S S Krotov Solutions for Chapter: Mechanics, Exercise 1: Exercise

A piece of ice floats in a vessel with water above which a layer of a lighter oil is poured.

How will the level of the interface change after the whole of ice melts? What will be the change in the total level of liquid in the vessel?

A homogeneous aluminium ball of radius $r=0.5 \mathrm{cm}$ is suspended on a weightless thread from an end of a homogeneous rod of mass $M=4.4 \mathrm{g}$. The rod is placed on the edge of a tumbler with water so that half of the ball is submerged in water when 

the system is in equilibrium (Fig.). The densities ${\rho }_{\mathrm{a}1}$ and ${\rho }_{\mathrm{w}}$ of aluminium and water are $2.7\times {10}^3 \mathrm{kg} {\mathrm{m}}^{-3}$ and $1\times {10}^3 \mathrm{kg} {\mathrm{m}}^{-9}$ respectively.

Determine the ratio $y/x$ of the parts of the rod to the brim, neglecting the surface tension on the boundaries between the ball and water.

To what division will mercury fill the tube of a freely falling barometer of length $105 \mathrm{cm}$ at an atmospheric pressure of $760 \mathrm{mmHg}$ ?

A simple accelerometer (an instrument for measuring acceleration) can be made in the form of a tube filled with a liquid and bent as shown in Fig. During motion, the level of the liquid in the left arm will be at a height $h_1$, and in the right arm at a height $h_2$.
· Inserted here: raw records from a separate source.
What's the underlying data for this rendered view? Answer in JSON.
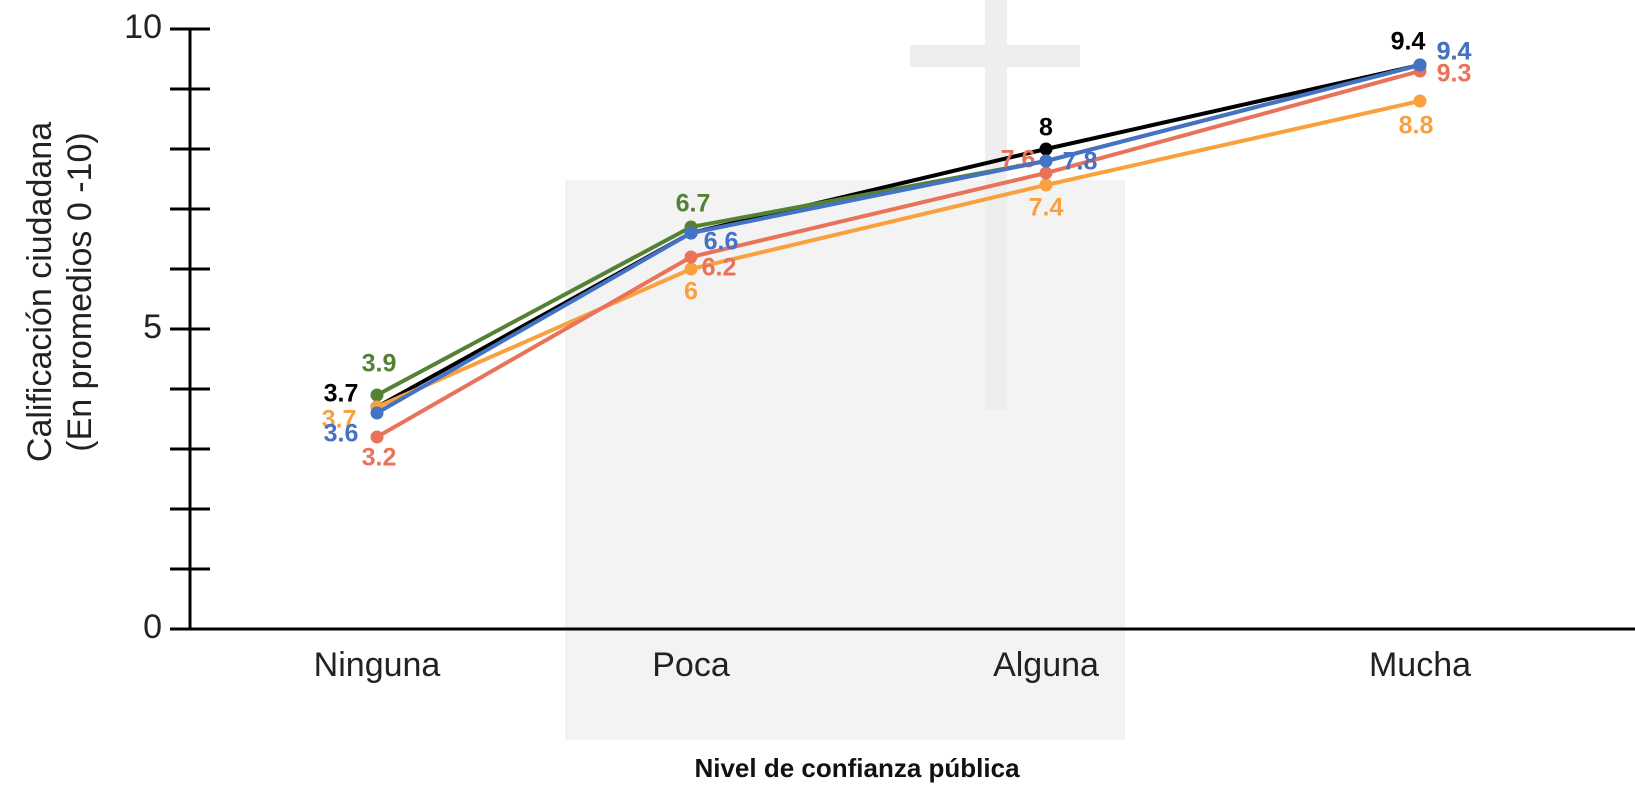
{
  "chart_data": {
    "type": "line",
    "y_label": [
      "Calificación ciudadana",
      "(En promedios 0 -10)"
    ],
    "x_label": "Nivel de confianza pública",
    "categories": [
      "Ninguna",
      "Poca",
      "Alguna",
      "Mucha"
    ],
    "series": [
      {
        "color": "#000000",
        "values": [
          3.7,
          6.6,
          8,
          9.4
        ],
        "value_labels": [
          "3.7",
          null,
          "8",
          "9.4"
        ]
      },
      {
        "color": "#548235",
        "values": [
          3.9,
          6.7,
          7.8,
          9.4
        ],
        "value_labels": [
          "3.9",
          "6.7",
          null,
          "9.4"
        ]
      },
      {
        "color": "#f9a03f",
        "values": [
          3.7,
          6,
          7.4,
          8.8
        ],
        "value_labels": [
          "3.7",
          "6",
          "7.4",
          "8.8"
        ]
      },
      {
        "color": "#e8735a",
        "values": [
          3.2,
          6.2,
          7.6,
          9.3
        ],
        "value_labels": [
          "3.2",
          "6.2",
          "7.6",
          "9.3"
        ]
      },
      {
        "color": "#4472c4",
        "values": [
          3.6,
          6.6,
          7.8,
          9.4
        ],
        "value_labels": [
          "3.6",
          "6.6",
          "7.8",
          "9.4"
        ]
      }
    ],
    "ylim": [
      0,
      10
    ],
    "yticks": [
      0,
      5,
      10
    ],
    "yminorticks": [
      1,
      2,
      3,
      4,
      6,
      7,
      8,
      9
    ]
  }
}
Determine the acceleration $a$ of a carriage in which the accelerometer is installed, assuming that the diameter of the tube is much smaller than $h_1$ and $h_2$.

A jet plane having a cabin of length $l=50 \mathrm{m}$ flies along the horizontal with an acceleration $a=1 \mathrm{m} {\mathrm{s}}^{-2}$. The air density in the cabin is $\rho =1.2\times {10}^{-3} \mathrm{g} {\mathrm{cm}}^{-3}$.
What is the difference between the atmospheric pressure and the air pressure exerted on the ears of the passengers sitting in the front, middle, and rear parts of the cabin?

A tube filled with water and closed at both ends uniformly rotates in a horizontal plane about the $O{O}^{\text{'}}$-axis. The manometers fixed in the tube wall at distances $r_1$ and $r_2$ from the rotational axis indicate pressures $p_1$ and $p_2$ respectively (Fig).

Determine the angular velocity $\omega$ of rotation of the tube, assuming that the density ${\rho }_W$ of water is known.

Let us suppose that the drag $F$ to the motion of a body in some medium depends on the velocity $v$ of the body as $F=\mu v^{\alpha }$, where $\alpha >0$.

At what values of the exponent $\alpha$ will the body pass an infinitely large distance after an initial momentum has been imparted to it?

The atmospheric pressure on Mars is known to be equal to $\frac{1}{ 200}$ of the atmospheric pressure on the Earth. The diameter of Mars is approximately equal to half the Earth's diameter, and the densities ${\rho }_{\mathrm{E}}$ and ${\rho }_M$ of the planets are $5.5\times {10}^3 \mathrm{kg} {\mathrm{m}}^{-3}$ and $4\times {10}^3 \mathrm{kg} {\mathrm{m}}^{-3}$.

Determine the ratio of the masses of the Martian and the Earth's atmospheres.